Bu fikir, Septicflesh’in senfonik yönünü sergilemek amacıyla bizimle organizatörler arasında yapılan görüşmelerden ortaya çıktı. Müziğimizin bu boyutunu her zaman İstanbul’a taşımak istemiştik. İstanbul’da gerçekleştireceğimiz konser, dinleyicilerimizin bunu tam anlamıyla deneyimlemesi için mükemmel bir fırsat.
Konserinizin şefi Eren Başbuğ olacak. Onu önceden tanıyor muydunuz?

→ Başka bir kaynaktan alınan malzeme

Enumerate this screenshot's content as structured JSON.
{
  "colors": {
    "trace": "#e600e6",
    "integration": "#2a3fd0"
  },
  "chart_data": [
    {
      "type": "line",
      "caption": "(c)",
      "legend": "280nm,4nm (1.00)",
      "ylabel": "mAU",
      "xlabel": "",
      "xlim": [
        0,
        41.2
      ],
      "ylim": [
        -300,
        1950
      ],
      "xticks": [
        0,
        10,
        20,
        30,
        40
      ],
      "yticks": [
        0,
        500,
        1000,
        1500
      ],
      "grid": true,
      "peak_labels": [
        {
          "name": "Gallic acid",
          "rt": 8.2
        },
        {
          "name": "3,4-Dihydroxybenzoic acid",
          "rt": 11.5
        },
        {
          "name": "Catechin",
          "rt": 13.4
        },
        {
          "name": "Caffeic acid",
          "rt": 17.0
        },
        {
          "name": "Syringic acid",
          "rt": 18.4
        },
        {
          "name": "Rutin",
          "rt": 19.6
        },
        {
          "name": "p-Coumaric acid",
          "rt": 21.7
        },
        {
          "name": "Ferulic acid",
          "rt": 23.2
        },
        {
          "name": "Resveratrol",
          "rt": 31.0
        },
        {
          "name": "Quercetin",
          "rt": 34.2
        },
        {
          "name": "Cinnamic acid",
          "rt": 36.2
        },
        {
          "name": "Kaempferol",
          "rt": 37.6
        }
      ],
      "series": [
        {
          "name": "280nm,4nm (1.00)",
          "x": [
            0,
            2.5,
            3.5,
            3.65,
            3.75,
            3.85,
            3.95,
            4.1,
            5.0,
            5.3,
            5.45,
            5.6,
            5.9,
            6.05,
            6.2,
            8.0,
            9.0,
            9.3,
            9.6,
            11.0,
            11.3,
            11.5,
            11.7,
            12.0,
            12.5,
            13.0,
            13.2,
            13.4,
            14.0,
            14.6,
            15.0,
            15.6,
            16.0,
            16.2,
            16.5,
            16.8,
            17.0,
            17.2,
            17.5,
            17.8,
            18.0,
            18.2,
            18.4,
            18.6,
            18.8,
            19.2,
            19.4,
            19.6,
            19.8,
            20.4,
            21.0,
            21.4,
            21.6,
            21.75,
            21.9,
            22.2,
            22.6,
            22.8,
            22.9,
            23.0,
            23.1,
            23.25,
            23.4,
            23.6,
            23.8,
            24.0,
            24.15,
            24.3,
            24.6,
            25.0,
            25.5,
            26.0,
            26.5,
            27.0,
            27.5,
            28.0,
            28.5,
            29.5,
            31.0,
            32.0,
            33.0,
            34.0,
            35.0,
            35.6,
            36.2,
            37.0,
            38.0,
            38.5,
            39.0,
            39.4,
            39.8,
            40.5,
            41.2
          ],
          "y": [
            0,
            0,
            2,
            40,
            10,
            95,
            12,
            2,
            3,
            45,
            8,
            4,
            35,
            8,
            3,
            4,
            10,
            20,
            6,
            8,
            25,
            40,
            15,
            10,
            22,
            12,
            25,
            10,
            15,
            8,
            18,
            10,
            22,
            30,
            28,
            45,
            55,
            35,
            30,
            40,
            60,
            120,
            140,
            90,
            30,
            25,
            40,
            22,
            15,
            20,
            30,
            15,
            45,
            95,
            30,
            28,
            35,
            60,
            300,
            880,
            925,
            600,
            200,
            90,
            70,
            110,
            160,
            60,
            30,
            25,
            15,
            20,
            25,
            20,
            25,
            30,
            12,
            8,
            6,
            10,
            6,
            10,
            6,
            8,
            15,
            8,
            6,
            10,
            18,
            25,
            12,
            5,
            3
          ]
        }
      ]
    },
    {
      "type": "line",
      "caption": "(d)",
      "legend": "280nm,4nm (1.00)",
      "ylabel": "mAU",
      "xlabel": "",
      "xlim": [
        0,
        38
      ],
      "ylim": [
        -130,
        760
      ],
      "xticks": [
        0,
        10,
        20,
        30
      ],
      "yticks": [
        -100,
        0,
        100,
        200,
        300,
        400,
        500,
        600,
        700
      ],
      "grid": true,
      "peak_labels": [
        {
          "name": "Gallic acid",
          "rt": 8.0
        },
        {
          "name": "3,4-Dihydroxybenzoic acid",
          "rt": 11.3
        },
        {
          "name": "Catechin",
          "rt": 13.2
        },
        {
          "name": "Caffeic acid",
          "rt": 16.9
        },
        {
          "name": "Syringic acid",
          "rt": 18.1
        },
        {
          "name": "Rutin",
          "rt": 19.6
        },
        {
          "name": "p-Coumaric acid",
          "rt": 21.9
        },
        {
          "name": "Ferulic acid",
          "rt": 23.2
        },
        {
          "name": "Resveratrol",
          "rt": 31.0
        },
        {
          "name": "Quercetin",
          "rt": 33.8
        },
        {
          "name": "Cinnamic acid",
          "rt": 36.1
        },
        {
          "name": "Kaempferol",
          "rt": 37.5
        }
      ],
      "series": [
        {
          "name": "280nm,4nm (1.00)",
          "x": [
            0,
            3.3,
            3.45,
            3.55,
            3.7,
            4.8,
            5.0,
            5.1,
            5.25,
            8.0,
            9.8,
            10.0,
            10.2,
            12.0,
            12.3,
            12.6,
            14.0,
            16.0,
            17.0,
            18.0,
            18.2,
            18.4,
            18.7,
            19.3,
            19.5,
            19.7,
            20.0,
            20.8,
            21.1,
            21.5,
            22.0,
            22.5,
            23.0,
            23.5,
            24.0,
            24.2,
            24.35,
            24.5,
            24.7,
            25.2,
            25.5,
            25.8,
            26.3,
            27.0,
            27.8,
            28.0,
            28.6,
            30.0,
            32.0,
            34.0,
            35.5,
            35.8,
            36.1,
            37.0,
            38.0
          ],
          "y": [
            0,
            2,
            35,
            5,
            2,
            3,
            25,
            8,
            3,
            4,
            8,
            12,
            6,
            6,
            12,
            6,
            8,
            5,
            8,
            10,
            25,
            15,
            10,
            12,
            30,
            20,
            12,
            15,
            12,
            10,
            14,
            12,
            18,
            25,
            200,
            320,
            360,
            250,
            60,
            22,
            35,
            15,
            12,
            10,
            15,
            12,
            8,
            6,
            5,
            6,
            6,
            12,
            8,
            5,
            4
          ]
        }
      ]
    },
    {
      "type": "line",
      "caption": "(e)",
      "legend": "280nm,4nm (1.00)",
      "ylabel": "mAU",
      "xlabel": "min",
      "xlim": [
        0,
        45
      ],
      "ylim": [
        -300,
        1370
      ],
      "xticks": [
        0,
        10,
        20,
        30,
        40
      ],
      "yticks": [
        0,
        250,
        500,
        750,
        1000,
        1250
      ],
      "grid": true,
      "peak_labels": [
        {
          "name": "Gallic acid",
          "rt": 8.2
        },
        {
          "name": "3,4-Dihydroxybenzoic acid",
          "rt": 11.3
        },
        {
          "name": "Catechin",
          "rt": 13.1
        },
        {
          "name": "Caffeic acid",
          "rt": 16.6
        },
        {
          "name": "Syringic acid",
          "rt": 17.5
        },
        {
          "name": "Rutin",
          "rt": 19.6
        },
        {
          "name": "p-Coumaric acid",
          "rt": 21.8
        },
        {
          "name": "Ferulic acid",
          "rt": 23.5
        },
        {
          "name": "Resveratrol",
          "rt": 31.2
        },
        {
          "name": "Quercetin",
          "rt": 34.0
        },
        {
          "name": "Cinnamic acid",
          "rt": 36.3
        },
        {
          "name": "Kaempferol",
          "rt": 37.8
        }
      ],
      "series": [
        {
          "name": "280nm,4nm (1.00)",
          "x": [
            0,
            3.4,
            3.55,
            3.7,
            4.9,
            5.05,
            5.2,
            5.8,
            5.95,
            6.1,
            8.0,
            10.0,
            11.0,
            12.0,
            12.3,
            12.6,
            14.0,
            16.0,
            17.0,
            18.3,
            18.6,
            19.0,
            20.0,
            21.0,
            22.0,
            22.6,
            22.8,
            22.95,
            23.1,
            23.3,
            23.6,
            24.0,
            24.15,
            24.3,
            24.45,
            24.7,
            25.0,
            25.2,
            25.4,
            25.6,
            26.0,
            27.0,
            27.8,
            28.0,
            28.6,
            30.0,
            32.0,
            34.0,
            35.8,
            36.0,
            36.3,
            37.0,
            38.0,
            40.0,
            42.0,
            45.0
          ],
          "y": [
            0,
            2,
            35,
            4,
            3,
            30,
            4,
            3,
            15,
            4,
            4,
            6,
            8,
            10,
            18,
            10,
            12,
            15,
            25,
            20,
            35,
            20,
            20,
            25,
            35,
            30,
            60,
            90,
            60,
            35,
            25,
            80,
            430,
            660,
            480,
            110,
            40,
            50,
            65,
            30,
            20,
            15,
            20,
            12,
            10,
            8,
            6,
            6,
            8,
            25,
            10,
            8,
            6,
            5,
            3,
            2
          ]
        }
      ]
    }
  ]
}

Onu önceden şahsen tanımıyordum. Adı gündeme geldiğinde ve çalışmalarını yakından tanıdığımızda, bu iş birliğinin en doğru seçim olduğunu anladık. Onun yönetiminde konserin, yaylı çalgılar ve grubun güçlü bir kombinasyonu olacağına ve dinleyicilerimize gerçekten eşsiz bir deneyim sunacağına eminiz.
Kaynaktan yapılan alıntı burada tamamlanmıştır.